It is hard to imagine anything as thrilling and as profound as Luke’s account of the resurrection.
The beautiful, gentle irony of this question and affirmation from the angel to women is wonderful :
“Why do you look for the living among the dead? He is not here; he has risen!” Luke 24:5-6 ESV
Three brief thoughts :
1. This is what human beings do all the time. We look for life where there is only death. We pursue life through dead idols, dead dreams, dead relationships. Death stalks us all around, and we think we will find life… Death characterises all that we do and all that we see and we call it life. Death is us, and we think we live. We are fallen humans who have got death and life all mixed up, inside out, upside down. We habitually, fatally look for life where there is only death.
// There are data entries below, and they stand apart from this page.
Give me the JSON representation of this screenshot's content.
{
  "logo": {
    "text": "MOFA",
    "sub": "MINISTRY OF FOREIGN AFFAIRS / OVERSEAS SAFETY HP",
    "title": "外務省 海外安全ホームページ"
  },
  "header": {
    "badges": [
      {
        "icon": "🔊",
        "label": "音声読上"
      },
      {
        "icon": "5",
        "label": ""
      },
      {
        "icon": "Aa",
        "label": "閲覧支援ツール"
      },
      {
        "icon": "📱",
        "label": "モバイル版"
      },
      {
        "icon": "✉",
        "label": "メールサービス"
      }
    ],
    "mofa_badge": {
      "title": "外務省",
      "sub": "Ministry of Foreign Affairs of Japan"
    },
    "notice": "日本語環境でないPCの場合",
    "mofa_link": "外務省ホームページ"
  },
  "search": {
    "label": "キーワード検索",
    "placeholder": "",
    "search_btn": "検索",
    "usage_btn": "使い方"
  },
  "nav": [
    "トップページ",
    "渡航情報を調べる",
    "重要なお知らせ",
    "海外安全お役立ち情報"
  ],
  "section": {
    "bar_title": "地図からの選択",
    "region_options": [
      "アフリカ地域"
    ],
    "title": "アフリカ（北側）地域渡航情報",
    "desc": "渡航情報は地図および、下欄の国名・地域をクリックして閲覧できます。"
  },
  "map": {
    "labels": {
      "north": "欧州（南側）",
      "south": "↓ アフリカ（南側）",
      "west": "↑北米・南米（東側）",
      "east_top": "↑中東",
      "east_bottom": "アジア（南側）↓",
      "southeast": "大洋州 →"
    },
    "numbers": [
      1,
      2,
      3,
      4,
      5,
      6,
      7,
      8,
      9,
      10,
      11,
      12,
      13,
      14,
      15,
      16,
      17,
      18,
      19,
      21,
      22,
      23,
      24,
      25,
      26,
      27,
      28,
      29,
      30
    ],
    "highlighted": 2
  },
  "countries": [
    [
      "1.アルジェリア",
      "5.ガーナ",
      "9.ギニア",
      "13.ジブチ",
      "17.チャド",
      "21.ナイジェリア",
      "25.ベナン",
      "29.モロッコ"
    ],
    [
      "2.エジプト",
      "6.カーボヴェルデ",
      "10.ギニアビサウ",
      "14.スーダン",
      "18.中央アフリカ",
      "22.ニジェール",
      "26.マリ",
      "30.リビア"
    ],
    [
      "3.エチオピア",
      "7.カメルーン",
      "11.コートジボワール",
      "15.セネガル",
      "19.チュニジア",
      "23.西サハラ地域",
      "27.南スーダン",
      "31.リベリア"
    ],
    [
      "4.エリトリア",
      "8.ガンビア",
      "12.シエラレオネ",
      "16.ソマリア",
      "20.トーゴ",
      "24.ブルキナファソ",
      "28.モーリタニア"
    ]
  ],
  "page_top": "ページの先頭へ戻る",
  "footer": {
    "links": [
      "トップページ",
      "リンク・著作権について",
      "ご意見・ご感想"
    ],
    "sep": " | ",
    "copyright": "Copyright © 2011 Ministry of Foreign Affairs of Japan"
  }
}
“Why do you look for the living among the dead? He is not here; he has risen!” Luke 24:5-6 ESV
2. Jesus came to taste death for us. He died our death, in our place, at the cross. Our death-deserving, death-inviting, death-embracing rejection of God and his will for our lives is paid for and reversed by the one who is life, who gives life, who teaches life. The one whose life was perfect, spotless, pristine and beautiful came to die
3. But now that he has done so, now that he has in fact died, the life he now possesses is incorruptible, inextinguishable and infinite. He doesn’t belong in a tomb, among the dead. His is truly, utterly, completely living. He has vanquished death so that it has no longer anything to do with him. Death is incompatible with Jesus. It is incoherent to associate those two concepts. He is not here in death. He is risen. And where he is, death is not. Death is no more.
Why do you look for the living among the dead? (Ah why indeed?)